This report presents the research findings from a joint China and EU project on New Skills for New Jobs in the context of the crisis and its impact on vulnerable groups.
Many sectors with existing structural problems have suffered severely from the economic crisis. Strategies have been put in place in China and the EU to support vulnerable groups to facilitate their reintegration into the labour market. As recovery kicks in, both China and the EU share a common interest in upskilling the workforce as a means to allow productivity growth and sustainable economic development.

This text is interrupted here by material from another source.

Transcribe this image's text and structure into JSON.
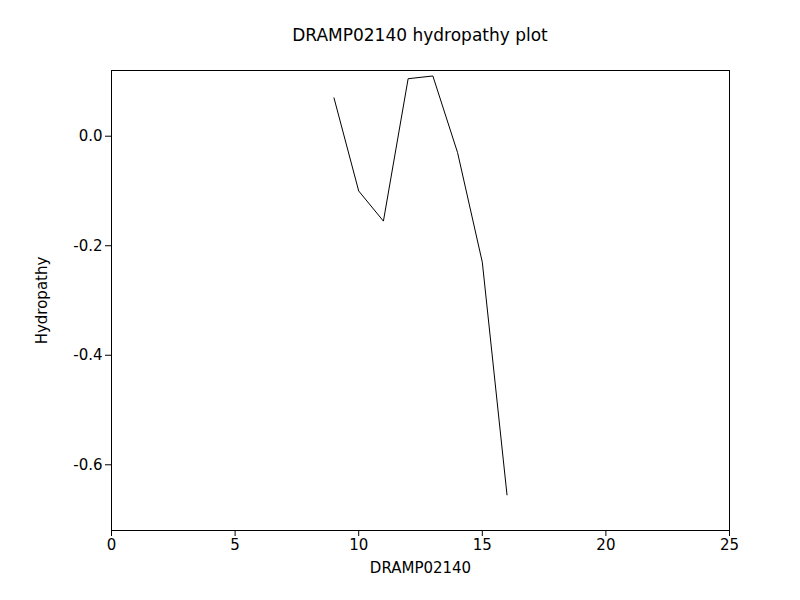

In the long term, China and the EU both face challenges linked to climate change. In the proposed growth sectors, the movement towards a low carbon economy is expected to transform jobs and skills demand and introduce new skills and occupational profiles. The number of green jobs anticipated in China and the EU is significant, but the shortage of ‘green talent’ is a problem that needs to be addressed.
There are also similarities in the demographic challenges faced by China and the EU. In both cases the population is ageing, with ageing even more advanced in China than the EU.
Both China and the EU share a common aim to upskill the labour force and recognise that the majority of those that need upskilling are already in work. It is a challenging task to ensure that individuals have access to and actually take up training and that the relevant stakeholders understand the need to provide accessible training to existing workers. In China, skills development is seen as a necessity for productivity growth given the erosion of low cost labour.
Furthermore, there is huge regional / country difference in the economic setup and performance within China and the EU respectively, which requires flexible policy making according to the different regional and country situations.